Fixed-income investing hasn't kept up with the rapid pace of technological innovation in the rest of the financial industry. Alliance Bernstein says that's about to change
Artificial intelligence, automation and predictive analytics are transforming virtually every industry, but bond investing hasn't really changed. The typical investment process is inefficient, from research and portfolio construction to trading. But this story will change as human and machine join forces. In the next few years, we expect the rise of fixed-income technology to open a wide gulf in performance between those managers who have integrated cutting-edge tools into every stage.
In the past, the quest for excess return (alpha) was dominated by either the superhuman bond investor who attempted to singlehandedly navigate global markets or the quantitative shop that could exploit inefficiencies in the short term but couldn't see the bigger picture.

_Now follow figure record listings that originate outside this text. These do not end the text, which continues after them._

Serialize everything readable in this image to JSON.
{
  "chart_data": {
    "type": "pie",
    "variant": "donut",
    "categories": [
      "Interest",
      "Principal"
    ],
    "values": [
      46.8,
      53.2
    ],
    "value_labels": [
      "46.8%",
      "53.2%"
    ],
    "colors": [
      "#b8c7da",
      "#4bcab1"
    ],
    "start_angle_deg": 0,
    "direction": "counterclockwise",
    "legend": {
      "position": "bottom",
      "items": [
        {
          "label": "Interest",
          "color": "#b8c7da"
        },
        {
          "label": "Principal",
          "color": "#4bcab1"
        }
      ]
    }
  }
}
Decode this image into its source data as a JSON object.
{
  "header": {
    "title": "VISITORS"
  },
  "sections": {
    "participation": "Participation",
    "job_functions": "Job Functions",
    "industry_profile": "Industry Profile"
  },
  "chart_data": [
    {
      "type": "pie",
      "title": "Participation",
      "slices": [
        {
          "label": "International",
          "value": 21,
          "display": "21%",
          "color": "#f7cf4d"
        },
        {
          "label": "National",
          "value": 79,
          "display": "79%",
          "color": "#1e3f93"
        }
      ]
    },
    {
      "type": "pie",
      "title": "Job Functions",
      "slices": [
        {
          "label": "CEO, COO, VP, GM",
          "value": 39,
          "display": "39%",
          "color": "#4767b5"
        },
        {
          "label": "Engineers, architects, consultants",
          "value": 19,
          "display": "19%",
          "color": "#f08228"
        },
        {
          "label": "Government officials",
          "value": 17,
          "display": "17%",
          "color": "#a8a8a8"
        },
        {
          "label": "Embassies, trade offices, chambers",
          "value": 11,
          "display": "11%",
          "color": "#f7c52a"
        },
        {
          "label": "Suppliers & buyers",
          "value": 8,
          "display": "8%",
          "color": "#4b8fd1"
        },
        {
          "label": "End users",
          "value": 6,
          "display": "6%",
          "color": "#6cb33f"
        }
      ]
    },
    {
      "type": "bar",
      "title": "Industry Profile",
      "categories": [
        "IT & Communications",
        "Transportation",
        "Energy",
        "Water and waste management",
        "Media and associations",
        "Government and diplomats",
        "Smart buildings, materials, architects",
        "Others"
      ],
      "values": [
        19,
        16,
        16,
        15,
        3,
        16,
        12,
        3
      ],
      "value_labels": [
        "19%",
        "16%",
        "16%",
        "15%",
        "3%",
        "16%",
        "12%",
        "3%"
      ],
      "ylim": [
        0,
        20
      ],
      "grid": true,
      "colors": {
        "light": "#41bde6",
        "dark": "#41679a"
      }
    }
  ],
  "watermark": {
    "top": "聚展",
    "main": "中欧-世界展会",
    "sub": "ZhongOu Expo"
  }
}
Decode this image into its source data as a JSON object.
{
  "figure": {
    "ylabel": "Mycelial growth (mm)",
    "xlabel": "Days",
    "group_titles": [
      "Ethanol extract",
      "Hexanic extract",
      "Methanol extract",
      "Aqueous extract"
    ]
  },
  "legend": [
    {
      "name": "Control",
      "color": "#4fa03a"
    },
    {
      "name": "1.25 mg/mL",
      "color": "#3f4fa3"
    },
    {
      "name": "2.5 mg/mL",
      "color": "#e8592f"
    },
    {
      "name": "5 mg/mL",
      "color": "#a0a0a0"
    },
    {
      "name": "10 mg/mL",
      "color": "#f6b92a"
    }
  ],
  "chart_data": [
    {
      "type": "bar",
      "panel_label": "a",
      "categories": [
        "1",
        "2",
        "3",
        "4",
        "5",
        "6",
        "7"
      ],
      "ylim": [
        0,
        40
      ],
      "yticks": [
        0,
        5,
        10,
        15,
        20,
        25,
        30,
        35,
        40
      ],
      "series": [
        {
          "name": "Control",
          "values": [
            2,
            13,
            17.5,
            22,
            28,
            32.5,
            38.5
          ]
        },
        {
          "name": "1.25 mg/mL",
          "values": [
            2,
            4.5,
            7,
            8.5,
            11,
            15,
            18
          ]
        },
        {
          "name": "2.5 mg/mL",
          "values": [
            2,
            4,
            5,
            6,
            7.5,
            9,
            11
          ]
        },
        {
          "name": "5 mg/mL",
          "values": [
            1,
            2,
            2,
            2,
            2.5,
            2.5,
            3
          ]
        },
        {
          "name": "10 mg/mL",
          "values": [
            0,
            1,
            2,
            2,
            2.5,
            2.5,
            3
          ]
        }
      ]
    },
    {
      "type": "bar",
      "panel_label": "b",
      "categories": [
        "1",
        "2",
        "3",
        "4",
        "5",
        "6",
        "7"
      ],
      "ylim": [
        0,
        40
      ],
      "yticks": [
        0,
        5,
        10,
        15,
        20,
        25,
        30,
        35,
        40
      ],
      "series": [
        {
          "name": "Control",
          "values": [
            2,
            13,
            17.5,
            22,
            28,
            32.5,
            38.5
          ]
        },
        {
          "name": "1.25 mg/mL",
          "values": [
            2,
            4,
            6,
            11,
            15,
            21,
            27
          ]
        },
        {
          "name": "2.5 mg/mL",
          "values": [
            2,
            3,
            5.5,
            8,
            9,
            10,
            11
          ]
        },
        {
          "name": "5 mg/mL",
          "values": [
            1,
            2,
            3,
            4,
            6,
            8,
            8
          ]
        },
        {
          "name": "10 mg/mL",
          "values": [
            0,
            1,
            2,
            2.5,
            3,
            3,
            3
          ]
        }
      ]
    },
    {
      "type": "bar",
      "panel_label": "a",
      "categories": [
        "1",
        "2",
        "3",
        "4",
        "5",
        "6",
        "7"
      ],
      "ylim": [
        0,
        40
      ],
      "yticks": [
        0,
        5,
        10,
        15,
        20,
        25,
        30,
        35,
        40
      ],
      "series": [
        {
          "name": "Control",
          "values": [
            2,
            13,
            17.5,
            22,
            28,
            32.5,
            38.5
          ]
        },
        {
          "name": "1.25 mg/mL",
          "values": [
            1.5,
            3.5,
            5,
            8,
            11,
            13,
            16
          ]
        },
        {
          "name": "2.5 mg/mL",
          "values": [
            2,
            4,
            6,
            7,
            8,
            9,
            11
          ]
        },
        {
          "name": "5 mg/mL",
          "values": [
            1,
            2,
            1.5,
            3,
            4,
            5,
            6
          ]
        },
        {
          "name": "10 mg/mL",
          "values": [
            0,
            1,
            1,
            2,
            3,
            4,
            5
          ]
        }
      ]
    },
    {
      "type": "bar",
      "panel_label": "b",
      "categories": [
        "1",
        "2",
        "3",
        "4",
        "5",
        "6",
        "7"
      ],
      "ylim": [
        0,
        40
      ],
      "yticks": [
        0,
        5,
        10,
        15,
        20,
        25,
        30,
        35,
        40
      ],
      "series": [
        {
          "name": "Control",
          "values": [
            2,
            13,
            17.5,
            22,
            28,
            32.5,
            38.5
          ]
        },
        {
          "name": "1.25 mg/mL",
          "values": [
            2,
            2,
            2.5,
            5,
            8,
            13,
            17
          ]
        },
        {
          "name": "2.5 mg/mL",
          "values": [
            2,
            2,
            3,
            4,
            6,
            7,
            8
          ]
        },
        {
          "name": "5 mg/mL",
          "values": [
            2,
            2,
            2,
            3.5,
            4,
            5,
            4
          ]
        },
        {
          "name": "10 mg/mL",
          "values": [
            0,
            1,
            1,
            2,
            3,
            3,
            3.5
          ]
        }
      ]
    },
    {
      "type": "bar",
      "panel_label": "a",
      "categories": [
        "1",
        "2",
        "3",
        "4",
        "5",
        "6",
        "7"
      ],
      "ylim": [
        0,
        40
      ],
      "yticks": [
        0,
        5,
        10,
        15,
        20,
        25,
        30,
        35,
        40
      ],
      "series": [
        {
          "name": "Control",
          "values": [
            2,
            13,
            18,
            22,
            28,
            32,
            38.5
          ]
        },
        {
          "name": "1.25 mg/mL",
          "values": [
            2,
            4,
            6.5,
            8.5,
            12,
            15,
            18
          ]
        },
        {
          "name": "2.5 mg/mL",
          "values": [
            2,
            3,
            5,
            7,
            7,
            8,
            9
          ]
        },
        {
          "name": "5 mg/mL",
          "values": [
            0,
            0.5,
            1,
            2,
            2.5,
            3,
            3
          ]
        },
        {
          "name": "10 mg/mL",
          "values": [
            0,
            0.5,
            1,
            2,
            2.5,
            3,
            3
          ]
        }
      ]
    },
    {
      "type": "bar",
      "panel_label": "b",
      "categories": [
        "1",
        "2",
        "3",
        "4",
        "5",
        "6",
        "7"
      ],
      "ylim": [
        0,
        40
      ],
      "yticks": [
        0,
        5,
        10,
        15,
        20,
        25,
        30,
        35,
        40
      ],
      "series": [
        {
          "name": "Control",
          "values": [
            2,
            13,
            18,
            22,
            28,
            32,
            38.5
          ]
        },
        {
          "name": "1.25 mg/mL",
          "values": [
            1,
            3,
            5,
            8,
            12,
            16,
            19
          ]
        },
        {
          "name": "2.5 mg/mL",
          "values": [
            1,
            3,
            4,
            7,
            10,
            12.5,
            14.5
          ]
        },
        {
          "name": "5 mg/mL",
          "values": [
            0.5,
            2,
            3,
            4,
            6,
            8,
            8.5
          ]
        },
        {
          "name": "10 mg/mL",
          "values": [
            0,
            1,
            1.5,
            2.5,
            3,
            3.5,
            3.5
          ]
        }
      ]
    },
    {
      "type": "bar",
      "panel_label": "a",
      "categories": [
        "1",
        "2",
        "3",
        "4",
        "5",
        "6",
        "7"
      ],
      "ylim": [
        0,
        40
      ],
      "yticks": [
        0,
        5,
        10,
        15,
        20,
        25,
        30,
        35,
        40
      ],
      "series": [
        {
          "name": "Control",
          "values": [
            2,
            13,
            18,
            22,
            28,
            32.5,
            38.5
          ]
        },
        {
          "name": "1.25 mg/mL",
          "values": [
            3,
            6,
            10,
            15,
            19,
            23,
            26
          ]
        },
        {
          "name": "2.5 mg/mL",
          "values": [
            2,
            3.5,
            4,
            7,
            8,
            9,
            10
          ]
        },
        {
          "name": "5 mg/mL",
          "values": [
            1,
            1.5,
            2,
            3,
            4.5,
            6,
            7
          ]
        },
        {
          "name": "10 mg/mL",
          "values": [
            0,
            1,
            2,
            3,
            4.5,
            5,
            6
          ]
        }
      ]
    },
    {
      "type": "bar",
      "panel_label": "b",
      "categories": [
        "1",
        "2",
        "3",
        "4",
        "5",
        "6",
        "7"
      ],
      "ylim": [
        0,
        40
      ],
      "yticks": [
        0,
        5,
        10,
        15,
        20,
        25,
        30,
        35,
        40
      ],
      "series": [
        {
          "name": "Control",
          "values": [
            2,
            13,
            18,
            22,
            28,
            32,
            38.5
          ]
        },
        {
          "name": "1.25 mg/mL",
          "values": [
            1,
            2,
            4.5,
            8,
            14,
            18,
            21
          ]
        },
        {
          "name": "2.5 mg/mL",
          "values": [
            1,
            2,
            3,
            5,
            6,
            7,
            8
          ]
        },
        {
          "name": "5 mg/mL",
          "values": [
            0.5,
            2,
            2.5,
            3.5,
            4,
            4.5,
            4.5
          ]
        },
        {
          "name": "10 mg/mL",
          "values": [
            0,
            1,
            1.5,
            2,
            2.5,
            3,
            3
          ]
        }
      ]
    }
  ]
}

In an information-heavy world, just sticking with the status quo won't be good enough. It's imperative to integrate technology into the investment process to provide managers with tailored information that enables faster decision-making, makes every step of the process more efficient, and provides a more complete picture of risk and opportunity.
Several firms have used a "best of breed" strategy, creating or sourcing individual tools to help in one specific area of investing, such as research, trading or portfolio management. That's a good start, but to stay ahead, firms will need to focus on how these tools work together to create an ecosystem that magnifies the human impact.